Weed helps health
April 19, 2016
Happy 4:20 everyone! I wish you this as a card-carrying member of the cannabis community. It was moving to California, where I would have consistent access to high quality marijuana at a price that is more or less fixed by a free market system, which allowed me to move past my own health issues and finally succeed in living an average life.
You may take this for granted, but I don’t. My problems had been so severe that even now I can still be pleasantly surprised by the fact that I’m not just waiting to die anymore. You may be thinking about the future and running until you get there. I’m just glad I lived to see us both here.
That said, this actually isn’t going to be one of those pieces where some stoner slobbers all over their favorite hobby, claiming that looking at pot cures cancer and living next door to dispensaries and commercial grow-ops is all unicorns and ninja turtles. This is the real world. Nothing here is perfect.

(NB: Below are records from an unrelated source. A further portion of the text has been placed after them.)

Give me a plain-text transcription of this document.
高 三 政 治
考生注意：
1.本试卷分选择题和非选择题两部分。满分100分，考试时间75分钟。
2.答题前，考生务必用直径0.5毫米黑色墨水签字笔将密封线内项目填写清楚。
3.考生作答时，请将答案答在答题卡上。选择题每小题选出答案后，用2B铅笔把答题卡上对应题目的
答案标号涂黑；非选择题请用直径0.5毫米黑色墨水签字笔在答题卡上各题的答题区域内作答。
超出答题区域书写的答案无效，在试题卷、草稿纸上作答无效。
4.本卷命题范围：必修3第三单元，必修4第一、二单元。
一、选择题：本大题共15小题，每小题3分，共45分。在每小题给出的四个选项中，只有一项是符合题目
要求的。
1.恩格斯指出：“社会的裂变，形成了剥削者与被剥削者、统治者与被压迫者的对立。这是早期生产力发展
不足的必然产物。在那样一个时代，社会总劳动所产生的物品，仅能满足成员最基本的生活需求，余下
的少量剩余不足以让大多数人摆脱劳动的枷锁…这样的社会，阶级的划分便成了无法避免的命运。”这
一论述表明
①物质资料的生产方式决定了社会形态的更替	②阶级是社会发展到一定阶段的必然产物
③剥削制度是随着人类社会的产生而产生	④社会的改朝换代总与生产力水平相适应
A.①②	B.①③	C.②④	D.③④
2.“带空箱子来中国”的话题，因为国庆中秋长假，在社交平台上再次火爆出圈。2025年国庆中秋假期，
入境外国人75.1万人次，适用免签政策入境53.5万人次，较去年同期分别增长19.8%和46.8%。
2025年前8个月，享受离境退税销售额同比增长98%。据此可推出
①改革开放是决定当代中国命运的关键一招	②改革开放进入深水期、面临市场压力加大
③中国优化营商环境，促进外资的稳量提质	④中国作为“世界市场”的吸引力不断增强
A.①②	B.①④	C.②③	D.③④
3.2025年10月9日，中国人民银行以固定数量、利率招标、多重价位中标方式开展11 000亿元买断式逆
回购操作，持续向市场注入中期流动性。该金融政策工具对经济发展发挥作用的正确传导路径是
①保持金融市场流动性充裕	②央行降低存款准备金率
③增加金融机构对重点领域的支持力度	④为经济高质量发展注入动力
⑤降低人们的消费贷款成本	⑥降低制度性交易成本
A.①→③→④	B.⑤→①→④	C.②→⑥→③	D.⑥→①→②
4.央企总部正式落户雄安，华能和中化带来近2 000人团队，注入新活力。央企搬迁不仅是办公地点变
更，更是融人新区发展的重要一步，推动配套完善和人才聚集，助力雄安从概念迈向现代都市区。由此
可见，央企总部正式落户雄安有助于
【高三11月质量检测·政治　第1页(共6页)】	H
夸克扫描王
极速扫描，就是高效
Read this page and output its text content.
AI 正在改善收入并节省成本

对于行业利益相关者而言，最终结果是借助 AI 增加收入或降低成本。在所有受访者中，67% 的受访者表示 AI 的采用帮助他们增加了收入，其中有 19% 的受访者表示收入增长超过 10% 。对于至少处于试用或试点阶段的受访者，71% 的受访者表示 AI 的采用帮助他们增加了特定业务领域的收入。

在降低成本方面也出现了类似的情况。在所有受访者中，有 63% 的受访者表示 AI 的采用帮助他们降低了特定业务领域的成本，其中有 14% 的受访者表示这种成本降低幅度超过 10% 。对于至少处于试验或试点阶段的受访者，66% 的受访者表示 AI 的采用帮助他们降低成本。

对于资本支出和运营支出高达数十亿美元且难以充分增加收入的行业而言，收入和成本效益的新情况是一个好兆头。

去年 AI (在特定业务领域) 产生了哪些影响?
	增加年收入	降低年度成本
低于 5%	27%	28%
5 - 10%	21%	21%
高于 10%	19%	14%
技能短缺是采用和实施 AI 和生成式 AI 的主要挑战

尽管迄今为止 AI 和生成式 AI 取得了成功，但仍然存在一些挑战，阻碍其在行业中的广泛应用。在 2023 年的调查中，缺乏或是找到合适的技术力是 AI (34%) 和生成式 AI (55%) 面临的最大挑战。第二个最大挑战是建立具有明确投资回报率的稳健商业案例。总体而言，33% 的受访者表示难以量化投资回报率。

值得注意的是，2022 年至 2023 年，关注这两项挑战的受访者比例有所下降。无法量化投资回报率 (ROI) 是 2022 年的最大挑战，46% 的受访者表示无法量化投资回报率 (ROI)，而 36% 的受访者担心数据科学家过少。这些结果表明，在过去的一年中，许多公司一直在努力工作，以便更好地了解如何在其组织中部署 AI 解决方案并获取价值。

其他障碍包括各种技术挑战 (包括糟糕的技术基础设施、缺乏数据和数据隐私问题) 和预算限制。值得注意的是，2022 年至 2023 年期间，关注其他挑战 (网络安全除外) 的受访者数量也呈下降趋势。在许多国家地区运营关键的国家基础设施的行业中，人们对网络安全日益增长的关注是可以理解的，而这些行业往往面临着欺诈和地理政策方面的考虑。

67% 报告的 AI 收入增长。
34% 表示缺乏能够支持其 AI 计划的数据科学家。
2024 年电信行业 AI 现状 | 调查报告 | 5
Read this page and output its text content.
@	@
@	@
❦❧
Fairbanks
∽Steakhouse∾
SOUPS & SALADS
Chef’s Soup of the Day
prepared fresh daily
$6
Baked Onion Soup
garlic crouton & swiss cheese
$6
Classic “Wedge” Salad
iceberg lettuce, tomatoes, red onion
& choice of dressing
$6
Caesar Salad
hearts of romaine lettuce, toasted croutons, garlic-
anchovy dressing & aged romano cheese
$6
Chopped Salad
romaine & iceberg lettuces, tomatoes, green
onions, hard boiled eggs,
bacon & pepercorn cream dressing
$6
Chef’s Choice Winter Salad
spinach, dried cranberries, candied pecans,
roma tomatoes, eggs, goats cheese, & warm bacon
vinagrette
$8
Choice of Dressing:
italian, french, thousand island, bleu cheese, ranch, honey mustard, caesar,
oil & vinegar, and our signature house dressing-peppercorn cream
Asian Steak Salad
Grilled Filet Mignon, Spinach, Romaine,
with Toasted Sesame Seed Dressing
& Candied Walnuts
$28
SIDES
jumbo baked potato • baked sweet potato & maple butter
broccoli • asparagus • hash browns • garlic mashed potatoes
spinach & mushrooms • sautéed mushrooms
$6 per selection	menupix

I want to be reasonable about my health. Banning particular configurations of molecules because you can claim not to know for sure how they work on people’s brains opens the door for literally everything to be banned, including brains themselves. It is an extremist response.
Just as extreme, though, is the wholly unregulated introduction of a largely unfamiliar variable into the social mix on little more than anecdotal data. Cannabis does change how people’s minds and bodies react. If it didn’t, it wouldn’t be an effective medicine for conditions like gloucoma, chronic pain, and anxiety.
Given the long-standing restrictions on conducting research with marijuana placed on many Western governments, including the United States, the public genuinely does not have enough information to make universally good decisions about recreational cannabis use. It’s as unwise to extoll the virtues of cannabis as an utterly harmless wonder drug as it is unreasonable to ban things because of sometimes, stoners get themselves into trouble.
Earlier this month, the Drug Enforcement Administration announced that it would be reviewing narcotics schedule and intends to make a decision by July regarding whether or not marijuana would remain classified as a Schedule 1 narcotic. Schedule 1 narcotics are considered to be of no medicinal value with a high potential for abuse. The only other drug classified as Schedule 1 by the DEA is heroin.
This classification has been what’s prevented both the government and private interests from conducting real, top level research on the chemistry of cannabis. These researchers don’t want access to cannabis so they can figure out how to grow the bombest. They want to analyze the component chemistry of the plant and derive medicines from those chemicals.
If the DEA allows for industrial research into cannabinoid derivatives, the future of medical marijuana won’t be the pot shop down the street. It will be the painkiller that replaces opiates. It will be the antinausea drug that also makes chemo more effective. It will be the antidepressant that doesn’t have to list “suicidal thoughts” as a possible side effect. In 50 years, people may be laughing at what cavemen we were in 2016, wasting all that perfectly good medicine by smoking it up.
Marijuana may or may not be the wonder-cure some claim it to be, but it’s certain that we’ll never know for sure until we give people the chance to really understand what cannabis is made of and why it acts on us as it does.
As they say in my crop circles, you can’t grow until you learn.